Richards R J, Donica M B, Grayer D
Department of Gastroenterology, Bridgeport Hospital, Connecticut.
J Clin Gastroenterol. 1990 Oct;12(5):500-4. doi: 10.1097/00004836-199010000-00004.
We wanted to know if the blood urea nitrogen to creatinine (BUN/Cr) ratio could help distinguish upper from lower gastrointestinal bleeding. We analyzed retrospectively patients admitted to our hospital for gastrointestinal bleeding over the past 5 years. A total of 126 patients represented 74 upper bleeds and 52 lower bleeds. The mean BUN/Cr ratio was significantly higher in upper than lower bleeders, 34.8 and 17.8 respectively (p less than 0.001). No lower bleeder had a ratio of greater than or equal to 36, whereas 38% of upper bleeders had a ratio of greater than or equal to 36. The BUN/Cr ratio may be an easy, cheap method of distinguishing upper from lower gastrointestinal bleeding in some cases. A BUN/Cr ratio of greater than or equal to 36 suggests upper gastrointestinal bleeding, whereas a ratio of less than 36 is not helpful in locating the source of bleeding.
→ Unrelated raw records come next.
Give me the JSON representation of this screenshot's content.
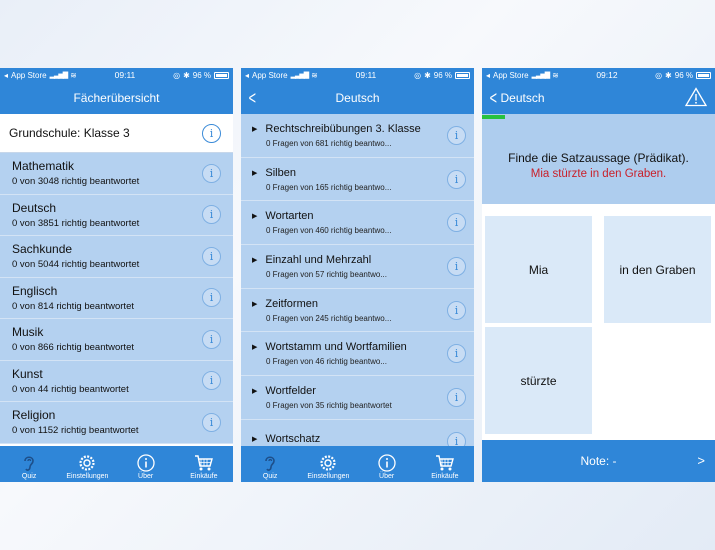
{
  "status": {
    "carrier": "App Store",
    "battery": "96 %",
    "times": [
      "09:11",
      "09:11",
      "09:12"
    ]
  },
  "screen1": {
    "title": "Fächerübersicht",
    "section": "Grundschule: Klasse 3",
    "subjects": [
      {
        "name": "Mathematik",
        "sub": "0 von 3048 richtig beantwortet"
      },
      {
        "name": "Deutsch",
        "sub": "0 von 3851 richtig beantwortet"
      },
      {
        "name": "Sachkunde",
        "sub": "0 von 5044 richtig beantwortet"
      },
      {
        "name": "Englisch",
        "sub": "0 von 814 richtig beantwortet"
      },
      {
        "name": "Musik",
        "sub": "0 von 866 richtig beantwortet"
      },
      {
        "name": "Kunst",
        "sub": "0 von 44 richtig beantwortet"
      },
      {
        "name": "Religion",
        "sub": "0 von 1152 richtig beantwortet"
      }
    ]
  },
  "screen2": {
    "title": "Deutsch",
    "topics": [
      {
        "name": "Rechtschreibübungen 3. Klasse",
        "sub": "0 Fragen von 681 richtig beantwo..."
      },
      {
        "name": "Silben",
        "sub": "0 Fragen von 165 richtig beantwo..."
      },
      {
        "name": "Wortarten",
        "sub": "0 Fragen von 460 richtig beantwo..."
      },
      {
        "name": "Einzahl und Mehrzahl",
        "sub": "0 Fragen von 57 richtig beantwo..."
      },
      {
        "name": "Zeitformen",
        "sub": "0 Fragen von 245 richtig beantwo..."
      },
      {
        "name": "Wortstamm und Wortfamilien",
        "sub": "0 Fragen von 46 richtig beantwo..."
      },
      {
        "name": "Wortfelder",
        "sub": "0 Fragen von 35 richtig beantwortet"
      },
      {
        "name": "Wortschatz",
        "sub": ""
      }
    ]
  },
  "screen3": {
    "back_label": "Deutsch",
    "question": "Finde die Satzaussage (Prädikat).",
    "sentence": "Mia stürzte in den Graben.",
    "answers": [
      "Mia",
      "in den Graben",
      "stürzte"
    ],
    "note_label": "Note: -",
    "next_label": ">",
    "progress": 0.1
  },
  "tabs": [
    {
      "label": "Quiz",
      "icon": "ear-icon"
    },
    {
      "label": "Einstellungen",
      "icon": "gear-icon"
    },
    {
      "label": "Über",
      "icon": "info-icon"
    },
    {
      "label": "Einkäufe",
      "icon": "cart-icon"
    }
  ],
  "colors": {
    "accent": "#2f86d8",
    "row_bg": "#b4d1f0",
    "sentence_red": "#c9202a",
    "progress_green": "#27c23f"
  }
}
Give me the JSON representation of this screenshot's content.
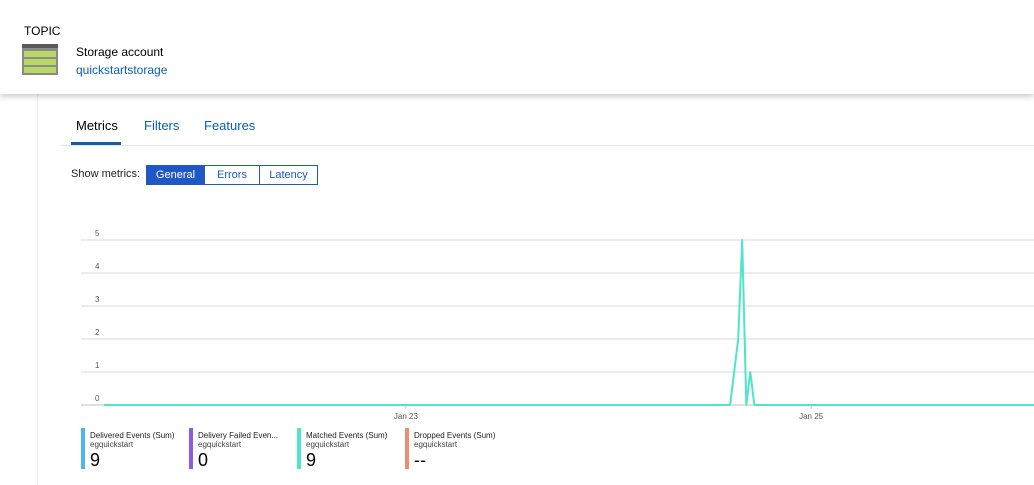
{
  "header": {
    "topic_label": "TOPIC",
    "resource_type": "Storage account",
    "resource_name": "quickstartstorage",
    "icon": "storage-account-icon"
  },
  "tabs": [
    {
      "label": "Metrics",
      "active": true
    },
    {
      "label": "Filters",
      "active": false
    },
    {
      "label": "Features",
      "active": false
    }
  ],
  "metrics_filter": {
    "label": "Show metrics:",
    "options": [
      "General",
      "Errors",
      "Latency"
    ],
    "selected": "General"
  },
  "colors": {
    "accent": "#1f58c4",
    "link": "#0a5fb4",
    "delivered": "#4db8e8",
    "delivery_failed": "#8a5be8",
    "matched": "#4ee5c8",
    "dropped": "#ee8e6e"
  },
  "legend": [
    {
      "name": "Delivered Events (Sum)",
      "sub": "egquickstart",
      "value": "9",
      "color": "#4db8e8"
    },
    {
      "name": "Delivery Failed Even...",
      "sub": "egquickstart",
      "value": "0",
      "color": "#8a5be8"
    },
    {
      "name": "Matched Events (Sum)",
      "sub": "egquickstart",
      "value": "9",
      "color": "#4ee5c8"
    },
    {
      "name": "Dropped Events (Sum)",
      "sub": "egquickstart",
      "value": "--",
      "color": "#ee8e6e"
    }
  ],
  "chart_data": {
    "type": "line",
    "title": "",
    "xlabel": "",
    "ylabel": "",
    "ylim": [
      0,
      5
    ],
    "y_ticks": [
      "0",
      "1",
      "2",
      "3",
      "4",
      "5"
    ],
    "x_ticks": [
      "Jan 23",
      "Jan 25"
    ],
    "x_tick_positions": [
      1,
      3
    ],
    "xlim": [
      -0.49,
      4.1
    ],
    "grid": true,
    "series": [
      {
        "color": "#4ee5c8",
        "x": [
          -0.49,
          2.6,
          2.64,
          2.66,
          2.68,
          2.7,
          2.72,
          2.74,
          4.1
        ],
        "values": [
          0,
          0,
          2,
          5,
          0,
          1,
          0,
          0,
          0
        ]
      }
    ]
  }
}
我们想知道血尿素氮与肌酐(BUN/Cr)比值是否有助于区分上消化道出血和下消化道出血。我们回顾性分析了过去5年因消化道出血入住我院的患者。共有126例患者,其中74例为上消化道出血,52例为下消化道出血。上消化道出血患者的平均BUN/Cr比值显著高于下消化道出血患者,分别为34.8和17.8(p<0.001)。没有下消化道出血患者的比值大于或等于36,而上消化道出血患者中有38%的比值大于或等于36。在某些情况下,BUN/Cr比值可能是一种简单、廉价的区分上消化道出血和下消化道出血的方法。BUN/Cr比值大于或等于36提示上消化道出血,而比值小于36对确定出血部位没有帮助。